Итак, «вступительный тест» остался позади.
Чигири, глядя на своих сокомандников, не разделял их воодушевления: в отличие от всех тех, кто пришёл сюда за успехом, мировой славой или ещё какой ерундой, он не собирался тешить себя дешёвыми иллюзиями — для него присутствие в «Синей тюрьме» должно было стать беспощадным крушением всех его надежд, личной катастрофой вселенского масштаба, жирной точкой в истории, так и не успевшей толком начаться. Ему не нужна была победа — наоборот, он всем своим существом жаждал поражения; он не был даже намерен пройти самый первый, отборочный этап — пожалуй, так было бы даже лучше, если бы он вылетел сразу — позорно, униженно, — но воля случая, к его мрачному меланхоличному неудовольствию, распорядилась иначе, и ему пришлось продолжить.
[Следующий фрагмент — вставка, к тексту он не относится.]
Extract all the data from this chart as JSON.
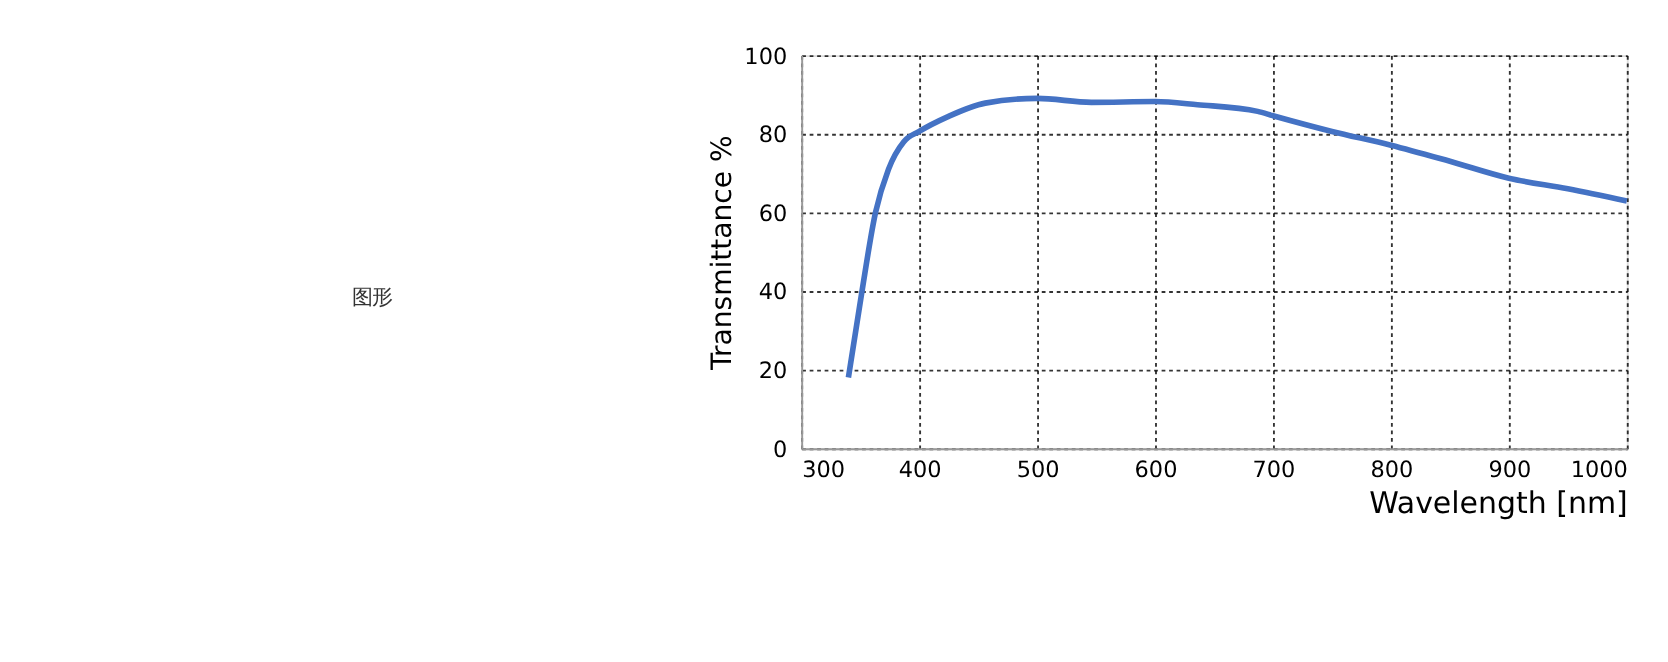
{
  "chart_data": {
    "type": "line",
    "xlabel": "Wavelength [nm]",
    "ylabel": "Transmittance %",
    "annotations": [
      "图形"
    ],
    "series": [
      {
        "color": "#4472c4",
        "x": [
          340,
          351,
          363,
          374,
          387,
          400,
          424,
          456,
          500,
          546,
          600,
          636,
          687,
          700,
          750,
          800,
          850,
          900,
          950,
          1000
        ],
        "values": [
          18,
          39,
          60,
          71,
          78,
          80.6,
          84.3,
          87.8,
          89,
          88,
          88.2,
          87.4,
          85.7,
          84.6,
          80.6,
          77.1,
          73,
          68.7,
          66,
          62.9
        ]
      }
    ],
    "xlim": [
      300,
      1000
    ],
    "xticks": [
      300,
      400,
      500,
      600,
      700,
      800,
      900,
      1000
    ],
    "ylim": [
      0,
      100
    ],
    "yticks": [
      0,
      20,
      40,
      60,
      80,
      100
    ],
    "grid": true,
    "legend": false,
    "marker": "none",
    "line_style": "solid"
  }
}
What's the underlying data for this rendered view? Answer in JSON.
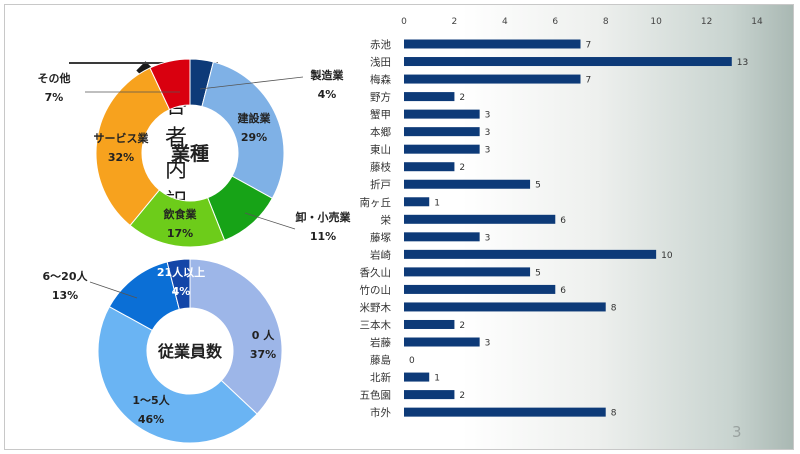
{
  "slide": {
    "title": "回答者内訳",
    "page_number": "3"
  },
  "chart_data": [
    {
      "type": "pie",
      "variant": "donut",
      "title": "",
      "center_label": "業種",
      "slices": [
        {
          "label": "製造業",
          "value": 4,
          "value_label": "4%",
          "color": "#0d3a78"
        },
        {
          "label": "建設業",
          "value": 29,
          "value_label": "29%",
          "color": "#7fb1e6"
        },
        {
          "label": "卸・小売業",
          "value": 11,
          "value_label": "11%",
          "color": "#17a317"
        },
        {
          "label": "飲食業",
          "value": 17,
          "value_label": "17%",
          "color": "#6dcc1a"
        },
        {
          "label": "サービス業",
          "value": 32,
          "value_label": "32%",
          "color": "#f7a21e"
        },
        {
          "label": "その他",
          "value": 7,
          "value_label": "7%",
          "color": "#d9000f"
        }
      ]
    },
    {
      "type": "pie",
      "variant": "donut",
      "title": "",
      "center_label": "従業員数",
      "slices": [
        {
          "label": "0 人",
          "value": 37,
          "value_label": "37%",
          "color": "#9db6e8"
        },
        {
          "label": "1～5人",
          "value": 46,
          "value_label": "46%",
          "color": "#6ab4f3"
        },
        {
          "label": "6～20人",
          "value": 13,
          "value_label": "13%",
          "color": "#0b6fd6"
        },
        {
          "label": "21人以上",
          "value": 4,
          "value_label": "4%",
          "color": "#1346a8"
        }
      ]
    },
    {
      "type": "bar",
      "orientation": "horizontal",
      "title": "",
      "xlabel": "",
      "ylabel": "",
      "xlim": [
        0,
        14
      ],
      "x_ticks": [
        0,
        2,
        4,
        6,
        8,
        10,
        12,
        14
      ],
      "x_tick_labels": [
        "0",
        "2",
        "4",
        "6",
        "8",
        "10",
        "12",
        "14"
      ],
      "x_axis_position": "top",
      "bar_color": "#0d3a78",
      "grid": false,
      "categories": [
        "赤池",
        "浅田",
        "梅森",
        "野方",
        "蟹甲",
        "本郷",
        "東山",
        "藤枝",
        "折戸",
        "南ヶ丘",
        "栄",
        "藤塚",
        "岩崎",
        "香久山",
        "竹の山",
        "米野木",
        "三本木",
        "岩藤",
        "藤島",
        "北新",
        "五色園",
        "市外"
      ],
      "values": [
        7,
        13,
        7,
        2,
        3,
        3,
        3,
        2,
        5,
        1,
        6,
        3,
        10,
        5,
        6,
        8,
        2,
        3,
        0,
        1,
        2,
        8
      ],
      "value_labels": [
        "7",
        "13",
        "7",
        "2",
        "3",
        "3",
        "3",
        "2",
        "5",
        "1",
        "6",
        "3",
        "10",
        "5",
        "6",
        "8",
        "2",
        "3",
        "0",
        "1",
        "2",
        "8"
      ]
    }
  ]
}
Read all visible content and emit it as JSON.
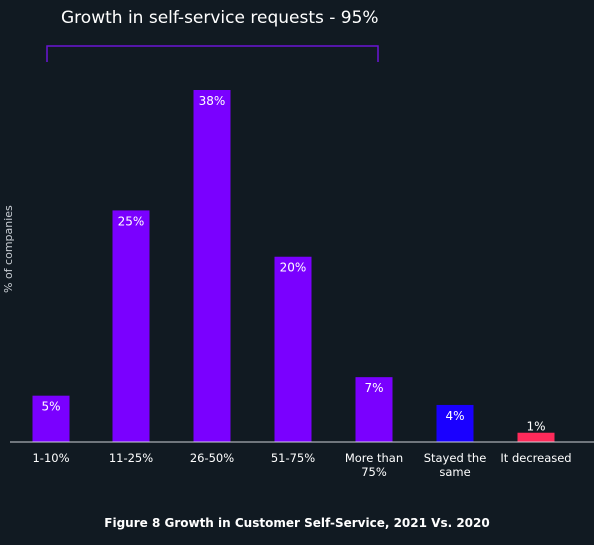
{
  "banner": "Growth in self-service requests - 95%",
  "caption": "Figure 8 Growth in Customer Self-Service, 2021 Vs. 2020",
  "chart_data": {
    "type": "bar",
    "ylabel": "% of companies",
    "xlabel": "",
    "categories": [
      [
        "1-10%"
      ],
      [
        "11-25%"
      ],
      [
        "26-50%"
      ],
      [
        "51-75%"
      ],
      [
        "More than",
        "75%"
      ],
      [
        "Stayed the",
        "same"
      ],
      [
        "It decreased"
      ]
    ],
    "values": [
      5,
      25,
      38,
      20,
      7,
      4,
      1
    ],
    "value_labels": [
      "5%",
      "25%",
      "38%",
      "20%",
      "7%",
      "4%",
      "1%"
    ],
    "colors": [
      "#7a00ff",
      "#7a00ff",
      "#7a00ff",
      "#7a00ff",
      "#7a00ff",
      "#1a00ff",
      "#ff2a5a"
    ],
    "ylim": [
      0,
      38
    ],
    "grid": false,
    "bracket_color": "#6a14d6"
  }
}
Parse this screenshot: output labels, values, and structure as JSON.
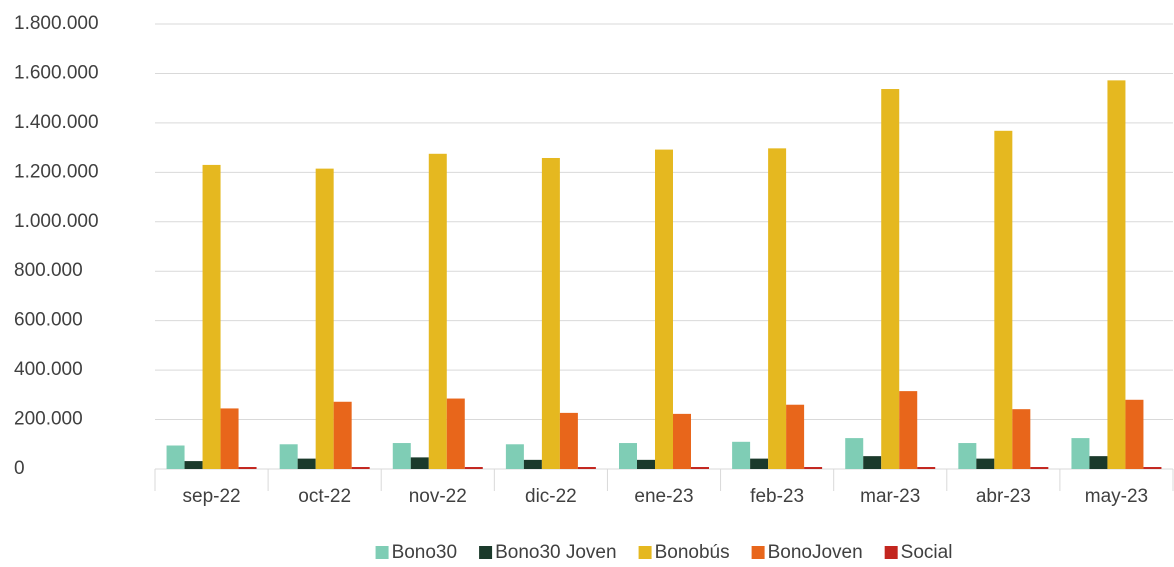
{
  "chart_data": {
    "type": "bar",
    "categories": [
      "sep-22",
      "oct-22",
      "nov-22",
      "dic-22",
      "ene-23",
      "feb-23",
      "mar-23",
      "abr-23",
      "may-23"
    ],
    "series": [
      {
        "name": "Bono30",
        "color": "#7fcdb5",
        "values": [
          95000,
          100000,
          105000,
          100000,
          105000,
          110000,
          125000,
          105000,
          125000
        ]
      },
      {
        "name": "Bono30 Joven",
        "color": "#1b3a2b",
        "values": [
          32000,
          42000,
          47000,
          37000,
          37000,
          42000,
          52000,
          42000,
          52000
        ]
      },
      {
        "name": "Bonobús",
        "color": "#e5b820",
        "values": [
          1230000,
          1215000,
          1275000,
          1258000,
          1292000,
          1297000,
          1537000,
          1368000,
          1572000
        ]
      },
      {
        "name": "BonoJoven",
        "color": "#e8661b",
        "values": [
          245000,
          272000,
          285000,
          227000,
          223000,
          260000,
          315000,
          242000,
          280000
        ]
      },
      {
        "name": "Social",
        "color": "#c3261f",
        "values": [
          8000,
          8000,
          8000,
          8000,
          8000,
          8000,
          8000,
          8000,
          8000
        ]
      }
    ],
    "ylim": [
      0,
      1800000
    ],
    "yticks": [
      0,
      {
        "value": 200000,
        "label": "200.000"
      },
      {
        "value": 400000,
        "label": "400.000"
      },
      {
        "value": 600000,
        "label": "600.000"
      },
      {
        "value": 800000,
        "label": "800.000"
      },
      {
        "value": 1000000,
        "label": "1.000.000"
      },
      {
        "value": 1200000,
        "label": "1.200.000"
      },
      {
        "value": 1400000,
        "label": "1.400.000"
      },
      {
        "value": 1600000,
        "label": "1.600.000"
      },
      {
        "value": 1800000,
        "label": "1.800.000"
      }
    ],
    "grid": true,
    "legend": "bottom"
  }
}
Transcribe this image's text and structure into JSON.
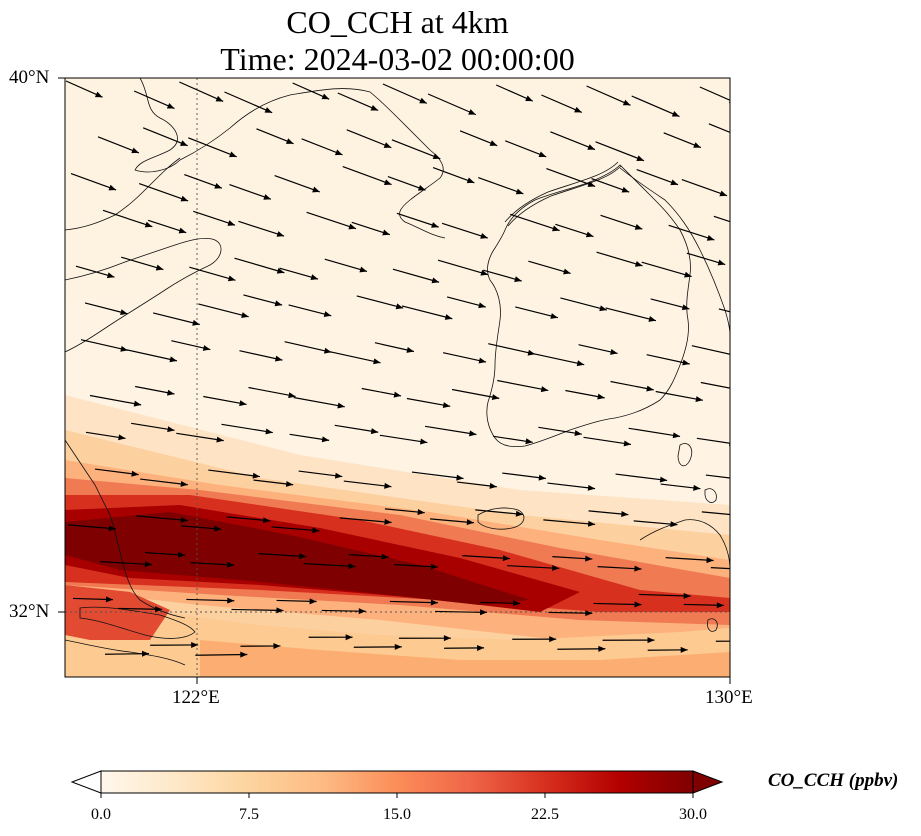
{
  "title": {
    "line1": "CO_CCH at 4km",
    "line2": "Time: 2024-03-02 00:00:00"
  },
  "axes": {
    "lat_labels": [
      "40°N",
      "32°N"
    ],
    "lon_labels": [
      "122°E",
      "130°E"
    ],
    "lat_range": [
      31,
      40
    ],
    "lon_range": [
      120,
      130
    ],
    "gridlines": {
      "lat": [
        32
      ],
      "lon": [
        122
      ],
      "style": "dotted"
    }
  },
  "colorbar": {
    "label": "CO_CCH (ppbv)",
    "ticks": [
      "0.0",
      "7.5",
      "15.0",
      "22.5",
      "30.0"
    ],
    "range": [
      0,
      30
    ],
    "extend": "both",
    "cmap": "OrRd",
    "colors": [
      "#fff7ec",
      "#fee8c8",
      "#fdd49e",
      "#fdbb84",
      "#fc8d59",
      "#ef6548",
      "#d7301f",
      "#b30000",
      "#7f0000"
    ]
  },
  "field": {
    "description_color_low": "#fff4e4",
    "description_color_high": "#7f0000"
  },
  "wind_vectors": true
}
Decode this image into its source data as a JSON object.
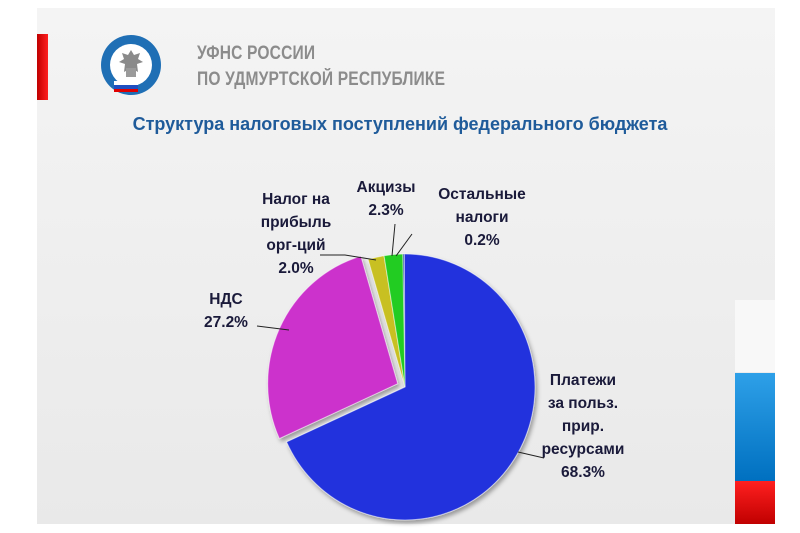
{
  "header": {
    "org_line1": "УФНС РОССИИ",
    "org_line2": "ПО УДМУРТСКОЙ РЕСПУБЛИКЕ",
    "emblem_text": "ФЕДЕРАЛЬНАЯ НАЛОГОВАЯ СЛУЖБА"
  },
  "colors": {
    "accent_red": "#e00000",
    "accent_blue": "#0070c0",
    "title": "#1f5b9a"
  },
  "chart_data": {
    "type": "pie",
    "title": "Структура налоговых поступлений федерального бюджета",
    "slices": [
      {
        "label": [
          "Остальные",
          "налоги"
        ],
        "value": 0.2,
        "value_label": "0.2%",
        "color": "#0f3f8f"
      },
      {
        "label": [
          "Платежи",
          "за польз.",
          "прир.",
          "ресурсами"
        ],
        "value": 68.3,
        "value_label": "68.3%",
        "color": "#2233dd"
      },
      {
        "label": [
          "НДС"
        ],
        "value": 27.2,
        "value_label": "27.2%",
        "color": "#cc33cc"
      },
      {
        "label": [
          "Налог на",
          "прибыль",
          "орг-ций"
        ],
        "value": 2.0,
        "value_label": "2.0%",
        "color": "#c8c020"
      },
      {
        "label": [
          "Акцизы"
        ],
        "value": 2.3,
        "value_label": "2.3%",
        "color": "#22cc22"
      }
    ]
  }
}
Тренировки наравне со всеми Чигири проводил без особого энтузиазма — только на беговой дорожке в нём, казалось, вспыхивала ненадолго искра интереса, но он не позволял ей разгораться дальше, держался скованно и зажато — и пусть даже так умудрялся превосходить остальных в скорости, это не приносило ему былой радости. В остальное время он старался держаться от команды Z подальше, предпочитая проводить редкие свободные минуты наедине с собой и своим самопрезрением. Ему не хотелось участвовать в дурацких разговорах, отвечать на дурацкие вопросы, делиться дурацкими стремлениями; ему вообще было наплевать на эту кучку восторженных дурачков.
Чигири быстро выяснил, что самыми спокойными местами после отбоя остаются видео-комната и тренировочная, и начал использовать их в личных интересах. Сегодня пересматривать в который раз записи мировых матчей у него не было настроения, так что после ужина он направился прямиком в тренировочный зал, собираясь в очередной раз как следует покопаться в собственной голове, где, к его разочарованию, было уже занято.
Кунигами.
Чигири запомнил его имя машинально в первый день: высокий парень с копной высветленных волос и чудовищным ударом с левой — он видел, как монструозно тот забивает в ворота. Он не собирался пялиться и мог ускользнуть незаметно, пока ещё был шанс, но почему-то всё равно застыл в дверном проеме, наблюдая за тем, как Кунигами виртуозно обводит мяч вокруг ступни и посылает его в полёт через искусственное поле — в этой одинокой игре скрывалось что-то завораживающее.
Когда-то Чигири сам был таким — первоклассным игроком, увлечённым, горящим футболом, жаждущим первых мест, уверенным, что станет лучшим нападающим… Теперь всё это осталось для него в прошлом, и он не планировал к нему возвращаться. Лучше было просто незаметно выйти обратно через приоткрытую дверь, пока Кунигами не обратил на него внимания, но именно в тот момент, когда Чигири готов уже был развернуться, мяч со звоном отскочил от штанги и, прокатившись по полу, остановился прямиком у его ног.
Чигири, опустив глаза, уставился на него почти с отвращением.